Naked oats are a special breed in which the husk is so loosely attached to the grain that it falls off during threshing. It’s important that the grains are threshed very gently so that they’re not damaged.
This way, all the beneficial ingredients of the naked oats remain intact and the germination capacity is preserved – which is why it’s also known as sprouted grain.
Despite this valuable property, naked oats are grown much less because the grain is more susceptible to disease and yields significantly less.
Are Oats Gluten-Free?
In professional circles, oats are referred to as being naturally gluten-free, with the following explanation: By “gluten,” we mean a mixture of proteins or protein fractions, specifically prolamins and glutelins. The prolamin in wheat is called gliadin, the prolamin in oats is called avenin. The decisive factor is the effect of the oat-specific protein avenin, which is considered to have less to no effect on celiac disease and, according to the German Celiac Society (GCS), causes an immunological reaction in only a few patients. Nevertheless, the GCS recommends that anyone with celiac disease introduce these “gluten-free” oats into their diet at a slow pace (1).
So why do we need oats sold in stores that are specifically labeled as gluten-free??
Typically oats are grown in fields previously used to grow wheat or other gluten-containing grains, with the same combines being used during harvest, and the same machines being used during processing. As a result, the oats are contaminated with residues from gluten-containing grains, which means they contain too much gluten for those with a gluten intolerance.
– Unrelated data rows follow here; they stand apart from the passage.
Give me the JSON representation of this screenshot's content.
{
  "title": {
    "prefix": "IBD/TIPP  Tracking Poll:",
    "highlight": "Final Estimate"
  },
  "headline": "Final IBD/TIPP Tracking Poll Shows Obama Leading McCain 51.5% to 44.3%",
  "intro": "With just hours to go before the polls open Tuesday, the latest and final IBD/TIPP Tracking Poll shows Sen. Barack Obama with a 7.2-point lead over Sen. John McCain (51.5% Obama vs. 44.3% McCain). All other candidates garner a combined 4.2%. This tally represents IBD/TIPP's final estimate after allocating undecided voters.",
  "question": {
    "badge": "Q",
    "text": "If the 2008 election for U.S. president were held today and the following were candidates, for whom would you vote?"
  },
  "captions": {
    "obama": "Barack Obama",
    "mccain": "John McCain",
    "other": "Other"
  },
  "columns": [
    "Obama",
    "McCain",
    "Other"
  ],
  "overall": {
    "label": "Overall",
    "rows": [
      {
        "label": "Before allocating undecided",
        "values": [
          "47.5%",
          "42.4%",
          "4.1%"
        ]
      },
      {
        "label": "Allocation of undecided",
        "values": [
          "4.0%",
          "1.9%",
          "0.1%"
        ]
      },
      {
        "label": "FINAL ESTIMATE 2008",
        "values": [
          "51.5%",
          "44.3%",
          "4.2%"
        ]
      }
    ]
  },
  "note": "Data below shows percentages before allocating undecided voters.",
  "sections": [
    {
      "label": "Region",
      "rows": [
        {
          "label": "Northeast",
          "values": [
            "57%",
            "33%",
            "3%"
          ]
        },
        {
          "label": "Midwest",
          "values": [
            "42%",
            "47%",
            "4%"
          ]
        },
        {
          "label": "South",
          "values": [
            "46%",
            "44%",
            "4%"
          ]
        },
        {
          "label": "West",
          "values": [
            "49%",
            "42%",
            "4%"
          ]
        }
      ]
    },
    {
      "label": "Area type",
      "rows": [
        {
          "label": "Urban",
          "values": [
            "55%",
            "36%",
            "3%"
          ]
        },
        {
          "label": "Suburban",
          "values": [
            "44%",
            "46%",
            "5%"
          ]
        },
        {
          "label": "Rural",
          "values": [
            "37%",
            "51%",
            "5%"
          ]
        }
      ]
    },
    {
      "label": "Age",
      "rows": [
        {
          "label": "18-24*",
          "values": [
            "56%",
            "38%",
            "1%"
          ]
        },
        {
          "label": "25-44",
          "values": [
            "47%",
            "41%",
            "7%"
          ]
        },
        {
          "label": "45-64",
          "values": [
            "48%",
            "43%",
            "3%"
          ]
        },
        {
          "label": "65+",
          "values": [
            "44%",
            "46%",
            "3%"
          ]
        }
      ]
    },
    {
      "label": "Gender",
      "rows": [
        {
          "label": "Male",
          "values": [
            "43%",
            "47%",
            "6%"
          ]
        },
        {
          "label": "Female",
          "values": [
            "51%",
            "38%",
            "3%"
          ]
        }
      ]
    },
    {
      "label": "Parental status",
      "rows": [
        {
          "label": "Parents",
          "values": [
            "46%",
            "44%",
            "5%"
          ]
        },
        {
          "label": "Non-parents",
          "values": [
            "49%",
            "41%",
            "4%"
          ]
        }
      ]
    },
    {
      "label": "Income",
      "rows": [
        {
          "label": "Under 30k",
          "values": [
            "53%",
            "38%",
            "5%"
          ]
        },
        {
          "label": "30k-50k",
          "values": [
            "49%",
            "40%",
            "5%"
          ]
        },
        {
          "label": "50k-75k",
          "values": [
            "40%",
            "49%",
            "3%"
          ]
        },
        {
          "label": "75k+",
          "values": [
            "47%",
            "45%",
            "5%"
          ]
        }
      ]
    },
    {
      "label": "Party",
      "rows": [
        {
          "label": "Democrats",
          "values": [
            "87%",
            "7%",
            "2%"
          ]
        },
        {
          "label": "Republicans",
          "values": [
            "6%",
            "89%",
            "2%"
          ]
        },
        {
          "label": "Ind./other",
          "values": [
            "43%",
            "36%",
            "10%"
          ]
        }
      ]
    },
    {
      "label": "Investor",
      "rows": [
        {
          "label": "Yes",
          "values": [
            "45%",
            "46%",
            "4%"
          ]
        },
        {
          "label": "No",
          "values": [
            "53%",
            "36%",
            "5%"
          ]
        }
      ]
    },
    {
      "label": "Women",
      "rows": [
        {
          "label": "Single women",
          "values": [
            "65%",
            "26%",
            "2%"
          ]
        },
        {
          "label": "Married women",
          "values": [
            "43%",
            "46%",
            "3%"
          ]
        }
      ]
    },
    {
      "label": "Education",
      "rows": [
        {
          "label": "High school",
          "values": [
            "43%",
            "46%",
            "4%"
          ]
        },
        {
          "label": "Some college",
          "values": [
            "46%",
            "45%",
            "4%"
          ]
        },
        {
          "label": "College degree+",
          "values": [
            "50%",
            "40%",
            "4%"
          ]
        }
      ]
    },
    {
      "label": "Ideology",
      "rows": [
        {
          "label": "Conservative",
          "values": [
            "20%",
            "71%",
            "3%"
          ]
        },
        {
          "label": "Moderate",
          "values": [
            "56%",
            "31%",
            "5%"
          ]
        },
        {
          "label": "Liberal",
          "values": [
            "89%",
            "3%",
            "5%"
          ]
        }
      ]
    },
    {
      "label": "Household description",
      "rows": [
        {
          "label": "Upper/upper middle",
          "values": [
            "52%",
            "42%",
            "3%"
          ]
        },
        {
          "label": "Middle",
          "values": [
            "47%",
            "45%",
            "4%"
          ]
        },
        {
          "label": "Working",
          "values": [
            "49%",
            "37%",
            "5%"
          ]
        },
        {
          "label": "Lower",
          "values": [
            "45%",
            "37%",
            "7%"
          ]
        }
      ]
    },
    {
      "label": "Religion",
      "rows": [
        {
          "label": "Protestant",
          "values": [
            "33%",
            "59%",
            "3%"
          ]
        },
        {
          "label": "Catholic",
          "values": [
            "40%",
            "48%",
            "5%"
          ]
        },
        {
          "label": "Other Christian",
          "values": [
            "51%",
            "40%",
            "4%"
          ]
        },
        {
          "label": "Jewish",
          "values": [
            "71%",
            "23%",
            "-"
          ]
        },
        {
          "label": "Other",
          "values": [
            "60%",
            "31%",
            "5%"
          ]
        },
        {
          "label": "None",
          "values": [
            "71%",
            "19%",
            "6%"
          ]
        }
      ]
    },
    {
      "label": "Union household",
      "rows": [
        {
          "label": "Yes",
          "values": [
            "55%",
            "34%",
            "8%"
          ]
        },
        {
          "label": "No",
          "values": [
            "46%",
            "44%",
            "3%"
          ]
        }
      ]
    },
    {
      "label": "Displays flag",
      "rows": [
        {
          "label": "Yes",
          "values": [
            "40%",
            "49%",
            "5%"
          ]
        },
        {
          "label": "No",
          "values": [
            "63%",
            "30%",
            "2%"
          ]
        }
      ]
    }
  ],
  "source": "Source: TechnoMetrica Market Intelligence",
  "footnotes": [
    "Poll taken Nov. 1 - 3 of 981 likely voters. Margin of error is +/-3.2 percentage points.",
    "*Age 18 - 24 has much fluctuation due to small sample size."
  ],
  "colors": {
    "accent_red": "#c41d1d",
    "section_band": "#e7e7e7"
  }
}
Oats sold in the grocery store that are marked as “gluten-free” thus indicates that there has been no cross-contamination with gluten-containing grains like wheat, spelt, or barley, both in cultivation and in the supply chain, and that the gluten content of the oat is 20 mg/kg or less.
Are Oats Used in a Raw Vegan Diet?
Raw vegan preparation with oats is ideally done in its most nutrient-dense form with activated, or sprouted, naked oats.
Naked oats in raw form are capable of germination. Exposure to water and heat brings the seeds to life and starts a transformation process:
This Is How Sprouting Naked Oats Works
For storage, we recommend soaking 1 kg of oats for about 8 hours, submerged in water:
- Rinse with fresh water in the morning and allow them to germinate for 2-3 days in large sieves at approx. 20º Celsius (68º Fahrenheit)
- Continue to rinse thoroughly with fresh water in the morning and evening.
Small spikes are already visible on the 2nd day.
At this stage, dry the oats for about 12 hours at 40º Celsius (104º Fahrenheit) in a dehydrator. For storage, the grains must be thoroughly dried to avoid mold.
Now the oats can be used for delicious breakfast dishes like porridge or overnight oats!
We love sprouted oat flakes
Oat flakes found in stores, even the organic ones, have always already gone through a heating process, for all of the reasons mentioned above. That being said, germinated oatmeal is also available for purchase.
With a flake press you can squeeze oat flakes yourself from germinated oats – ideally just before eating them. This way they have the full content of all vital substances of the living oat grain.